In 1774, Jefferson wrote "A Summary View of the Rights of British America," in which he claimed that the colonies were tied to the king only by voluntary bonds of loyalty. Published as a political pamphlet without Jefferson's permission, this document extended Jefferson's reputation beyond Virginia, and he became known as an eloquent voice for the cause of American independence from Britain. In the spring of 1775, shortly after skirmishes broke out between colonial militiamen and British soldiers at Lexington and Concord, the Virginia legislature sent Jefferson as a delegate to the Second Continental Congress in Philadelphia.

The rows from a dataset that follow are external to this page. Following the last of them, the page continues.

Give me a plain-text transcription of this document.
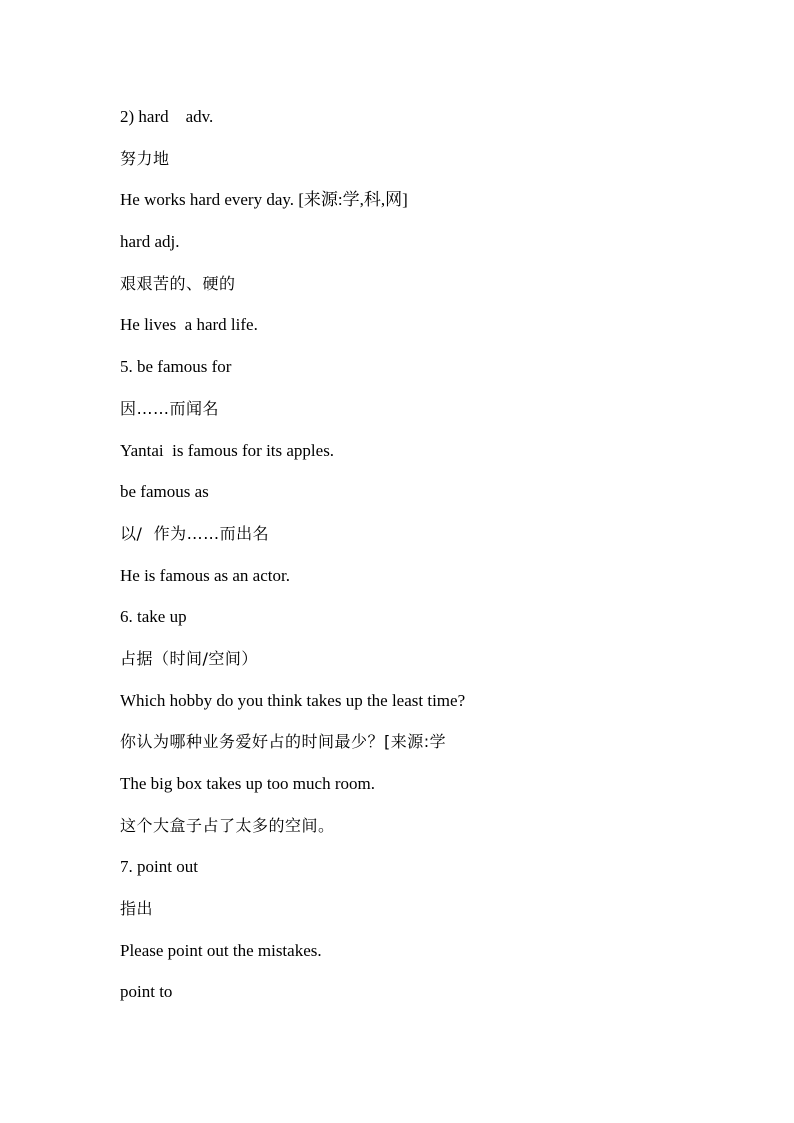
2) hard    adv.
努力地
He works hard every day. [来源:学,科,网]
hard adj.
艰艰苦的、硬的
He lives  a hard life.
5. be famous for
因……而闻名
Yantai  is famous for its apples.
be famous as
以/  作为……而出名
He is famous as an actor.
6. take up
占据（时间/空间）
Which hobby do you think takes up the least time?
你认为哪种业务爱好占的时间最少？[来源:学
The big box takes up too much room.
这个大盒子占了太多的空间。
7. point out
指出
Please point out the mistakes.
point to
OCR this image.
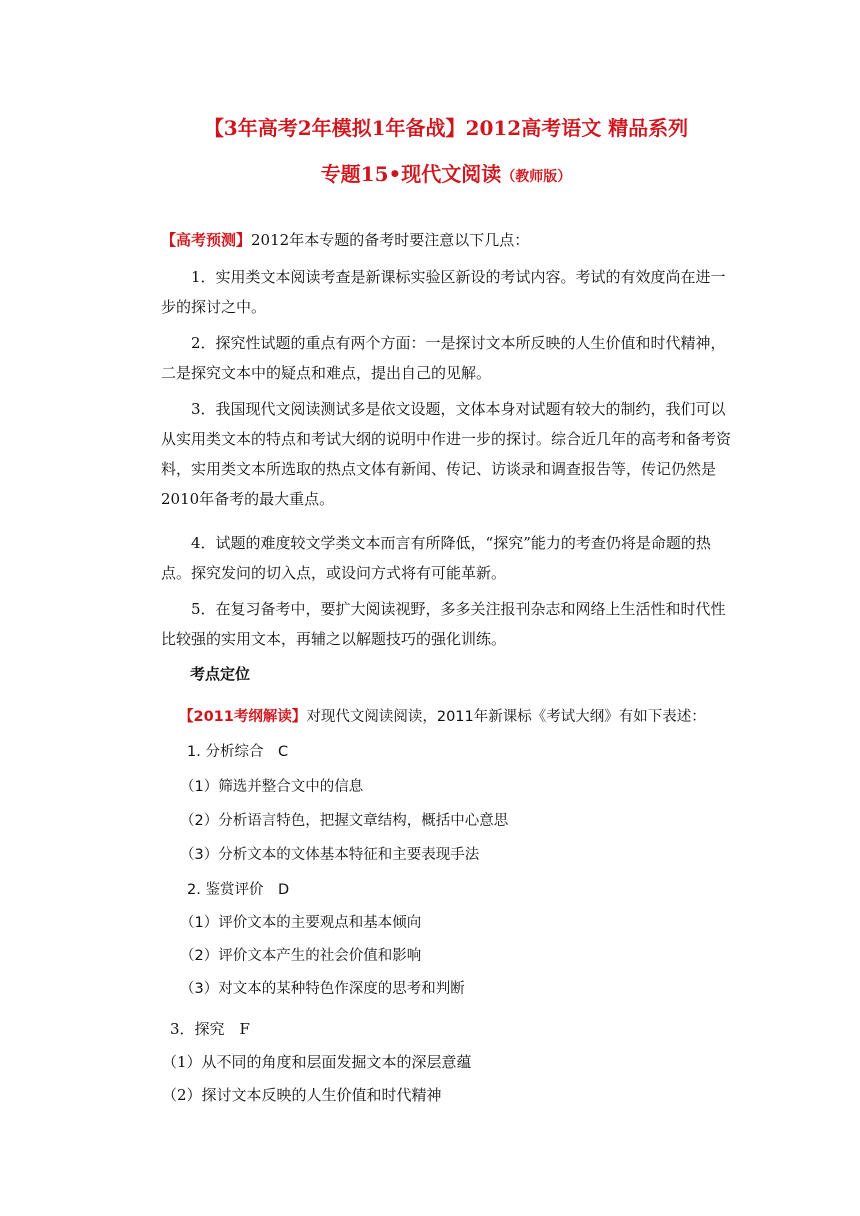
【3年高考2年模拟1年备战】2012高考语文 精品系列
专题15•现代文阅读（教师版）

【高考预测】2012年本专题的备考时要注意以下几点：

1．实用类文本阅读考查是新课标实验区新设的考试内容。考试的有效度尚在进一步的探讨之中。

2．探究性试题的重点有两个方面：一是探讨文本所反映的人生价值和时代精神，二是探究文本中的疑点和难点，提出自己的见解。

3．我国现代文阅读测试多是依文设题，文体本身对试题有较大的制约，我们可以从实用类文本的特点和考试大纲的说明中作进一步的探讨。综合近几年的高考和备考资料，实用类文本所选取的热点文体有新闻、传记、访谈录和调查报告等，传记仍然是2010年备考的最大重点。

4．试题的难度较文学类文本而言有所降低，“探究”能力的考查仍将是命题的热点。探究发问的切入点，或设问方式将有可能革新。

5．在复习备考中，要扩大阅读视野，多多关注报刊杂志和网络上生活性和时代性比较强的实用文本，再辅之以解题技巧的强化训练。

考点定位

【2011考纲解读】对现代文阅读阅读，2011年新课标《考试大纲》有如下表述：

1. 分析综合　C

（1）筛选并整合文中的信息

（2）分析语言特色，把握文章结构，概括中心意思

（3）分析文本的文体基本特征和主要表现手法

2. 鉴赏评价　D

（1）评价文本的主要观点和基本倾向

（2）评价文本产生的社会价值和影响

（3）对文本的某种特色作深度的思考和判断

3．探究　F

（1）从不同的角度和层面发掘文本的深层意蕴

（2）探讨文本反映的人生价值和时代精神
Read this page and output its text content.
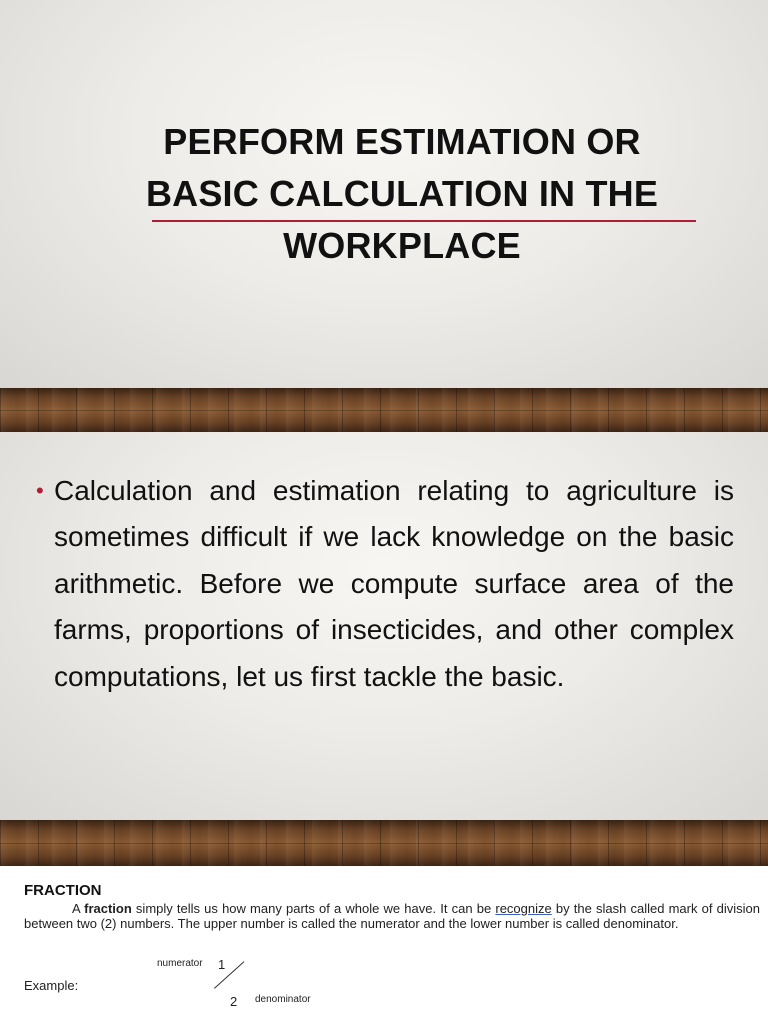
PERFORM ESTIMATION OR
BASIC CALCULATION IN THE
WORKPLACE
• Calculation and estimation relating to agriculture is sometimes difficult if we lack knowledge on the basic arithmetic. Before we compute surface area of the farms, proportions of insecticides, and other complex computations, let us first tackle the basic.
FRACTION
A fraction simply tells us how many parts of a whole we have. It can be recognize by the slash called mark of division between two (2) numbers. The upper number is called the numerator and the lower number is called denominator.
Example:
numerator 1
2 denominator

At the Second Continental Congress
The 33-year-old Jefferson may have been a shy, awkward public speaker in Congressional debates, but he used his skills as a writer and correspondent to support the patriotic cause. By the late spring of 1776, more and more colonists favored an official and permanent break from Great Britain; in mid-May, eight of the 13 colonies said they would support independence. On June 7, Richard Henry Lee of Virginia formally presented a resolution before the Congress, stating that "[T]hese United Colonies are, and of right ought to be, free and independent States, that they are absolved from all allegiance to the British Crown, and that all political connection between them and the State of Great Britain is, and ought to be, totally dissolved."
On June 11, Jefferson was appointed to a five-man committee--alongside John Adams of Massachusetts, Roger Sherman of Connecticut, Benjamin Franklin of Pennsylvania and Robert R. Livingston of New York--that was charged with drafting a formal statement justifying the break with Great Britain. Jefferson was the only southerner on the committee, and had arrived in Philadelphia accompanied by three of his many slaves. Still, it was he who was given the task of drafting the Declaration of Independence, which would become the foremost statement of human liberty and equality ever written. According to an account Jefferson wrote in 1823, the other members of the committee "unanimously pressed on myself alone to undertake the draught [sic]. I consented; I drew it; but before I reported it to the committee I communicated it separately to Dr. Franklin and Mr. Adams requesting their corrections…I then wrote a fair copy, reported it to the committee, and from them, unaltered to the Congress."